Over 20 years ago, Michael started his career as a street artist. One of the uniquely wonderful things about street art is that the work evolves as the city changes. There’s a cycle of life with street art: it’s created and gradually, over time, destroyed, which so beautifully mirrors the lifespan of the flower. “In fact,” he tells me, “the most important part for me [is] that the work disappears.”
For Michael, there’s a difference between making art for the street and making art for a gallery. Many street artists enjoy a degree of anonymity that artists can’t get in a gallery space. Street artists can create and share their work with the public without necessarily having their name attached to it. “What’s hard is that I’m pretty private. When I do art in the street, I get to put up my work and run away. When you have a show, the feeling is exhilarating, but it’s also nerve-racking.”

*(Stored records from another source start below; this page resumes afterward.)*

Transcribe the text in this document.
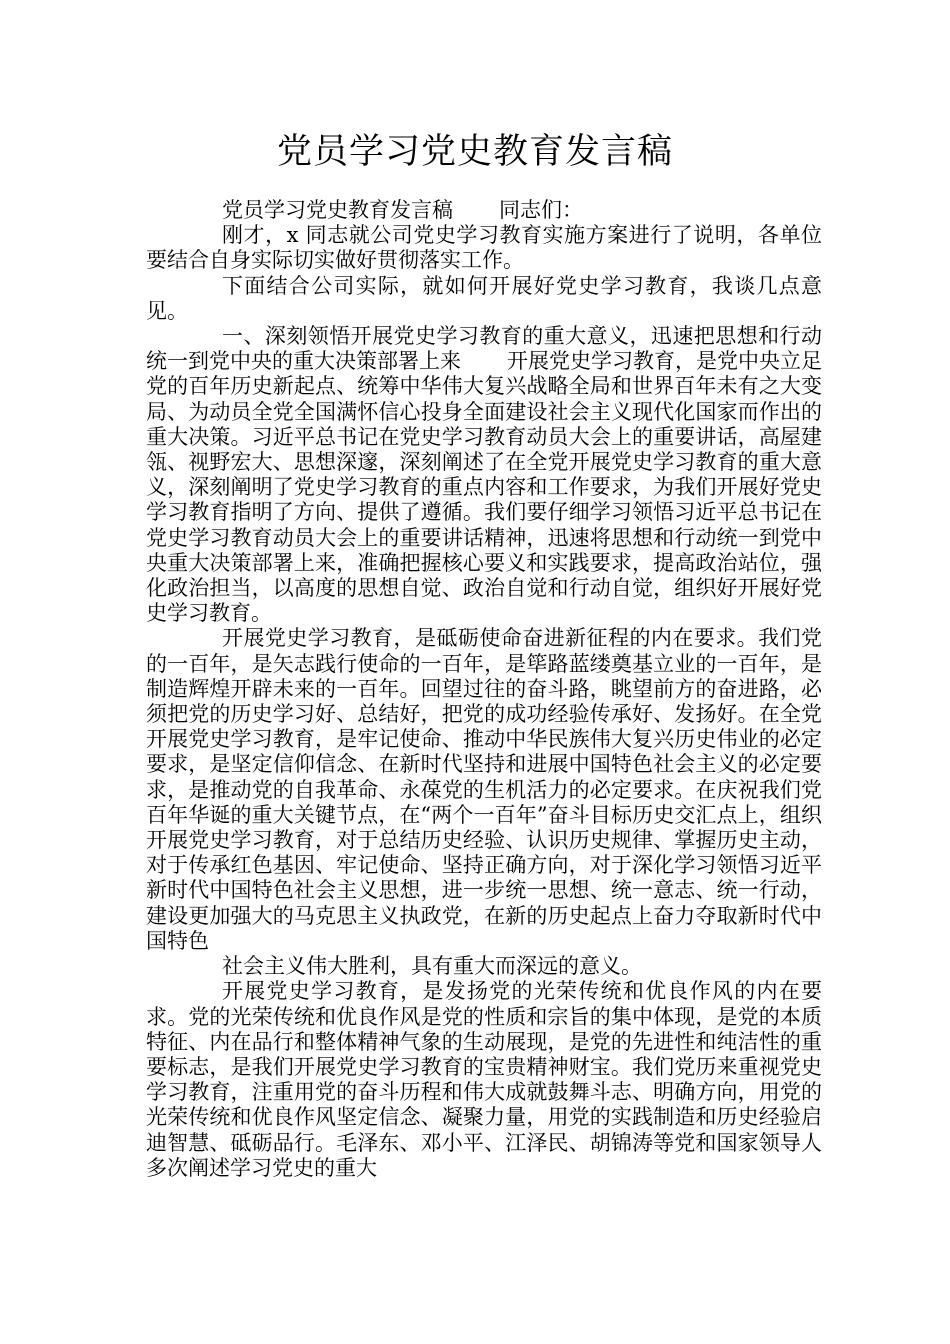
党员学习党史教育发言稿

党员学习党史教育发言稿 同志们：

刚才，x 同志就公司党史学习教育实施方案进行了说明，各单位要结合自身实际切实做好贯彻落实工作。

下面结合公司实际，就如何开展好党史学习教育，我谈几点意见。

一、深刻领悟开展党史学习教育的重大意义，迅速把思想和行动统一到党中央的重大决策部署上来 开展党史学习教育，是党中央立足党的百年历史新起点、统筹中华伟大复兴战略全局和世界百年未有之大变局、为动员全党全国满怀信心投身全面建设社会主义现代化国家而作出的重大决策。习近平总书记在党史学习教育动员大会上的重要讲话，高屋建瓴、视野宏大、思想深邃，深刻阐述了在全党开展党史学习教育的重大意义，深刻阐明了党史学习教育的重点内容和工作要求，为我们开展好党史学习教育指明了方向、提供了遵循。我们要仔细学习领悟习近平总书记在党史学习教育动员大会上的重要讲话精神，迅速将思想和行动统一到党中央重大决策部署上来，准确把握核心要义和实践要求，提高政治站位，强化政治担当，以高度的思想自觉、政治自觉和行动自觉，组织好开展好党史学习教育。

开展党史学习教育，是砥砺使命奋进新征程的内在要求。我们党的一百年，是矢志践行使命的一百年，是筚路蓝缕奠基立业的一百年，是制造辉煌开辟未来的一百年。回望过往的奋斗路，眺望前方的奋进路，必须把党的历史学习好、总结好，把党的成功经验传承好、发扬好。在全党开展党史学习教育，是牢记使命、推动中华民族伟大复兴历史伟业的必定要求，是坚定信仰信念、在新时代坚持和进展中国特色社会主义的必定要求，是推动党的自我革命、永葆党的生机活力的必定要求。在庆祝我们党百年华诞的重大关键节点，在“两个一百年”奋斗目标历史交汇点上，组织开展党史学习教育，对于总结历史经验、认识历史规律、掌握历史主动，对于传承红色基因、牢记使命、坚持正确方向，对于深化学习领悟习近平新时代中国特色社会主义思想，进一步统一思想、统一意志、统一行动，建设更加强大的马克思主义执政党，在新的历史起点上奋力夺取新时代中国特色

社会主义伟大胜利，具有重大而深远的意义。

开展党史学习教育，是发扬党的光荣传统和优良作风的内在要求。党的光荣传统和优良作风是党的性质和宗旨的集中体现，是党的本质特征、内在品行和整体精神气象的生动展现，是党的先进性和纯洁性的重要标志，是我们开展党史学习教育的宝贵精神财宝。我们党历来重视党史学习教育，注重用党的奋斗历程和伟大成就鼓舞斗志、明确方向，用党的光荣传统和优良作风坚定信念、凝聚力量，用党的实践制造和历史经验启迪智慧、砥砺品行。毛泽东、邓小平、江泽民、胡锦涛等党和国家领导人多次阐述学习党史的重大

But the more exposure Michael got, the more comfortable he became with the art scene. “Years ago, at the very beginning of my career, I became more comfortable showing and selling my work by doing it as often as possible. The more frequently I exposed and discussed my art with others, the more confident I became. I’ve always been proud of my work, and that made it easier.”

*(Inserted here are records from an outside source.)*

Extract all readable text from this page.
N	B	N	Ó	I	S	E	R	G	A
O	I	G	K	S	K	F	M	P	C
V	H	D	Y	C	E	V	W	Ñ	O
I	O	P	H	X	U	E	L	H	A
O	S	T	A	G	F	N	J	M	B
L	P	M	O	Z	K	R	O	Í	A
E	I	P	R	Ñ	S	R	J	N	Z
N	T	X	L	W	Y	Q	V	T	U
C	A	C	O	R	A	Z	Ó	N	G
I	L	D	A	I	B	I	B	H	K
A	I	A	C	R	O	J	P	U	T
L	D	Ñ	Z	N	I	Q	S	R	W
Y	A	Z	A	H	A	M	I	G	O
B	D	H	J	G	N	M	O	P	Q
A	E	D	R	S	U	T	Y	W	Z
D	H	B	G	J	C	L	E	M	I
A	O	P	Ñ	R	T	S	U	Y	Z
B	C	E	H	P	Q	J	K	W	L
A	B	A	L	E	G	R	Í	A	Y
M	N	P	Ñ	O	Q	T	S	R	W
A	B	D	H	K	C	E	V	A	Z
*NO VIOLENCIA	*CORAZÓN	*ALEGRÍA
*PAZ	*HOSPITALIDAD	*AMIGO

Michael has always wanted to share his work with a wide audience. “I’ve found that I’m constantly forced to learn new skills and get into experiences that take me out of my comfort zone.” He believes that in order for artists to feel comfortable sharing their work with others, they first need to learn to trust themselves and have faith in their own work.
If this is true—and I really do think it is—it means that the strength to share your work has to come from an inner source rather than something external. Which means that anyone can have the courage to put their work out there once they have faith in themselves and in their work. And once one’s trust is built and fortified, it means that rejection, though painful, shouldn’t cause that trust to crumble.
That doesn’t mean making art gets easier. “I’ll always be struggling—it will always be a challenge,” says Michael. “It’s not an easy thing to make art, especially art that I’m happy with. More times than not, I’m totally dissatisfied with what I make, which I think is a good thing because if I was always pleased, that would be a terrible position to be in. I wouldn’t grow as an artist.”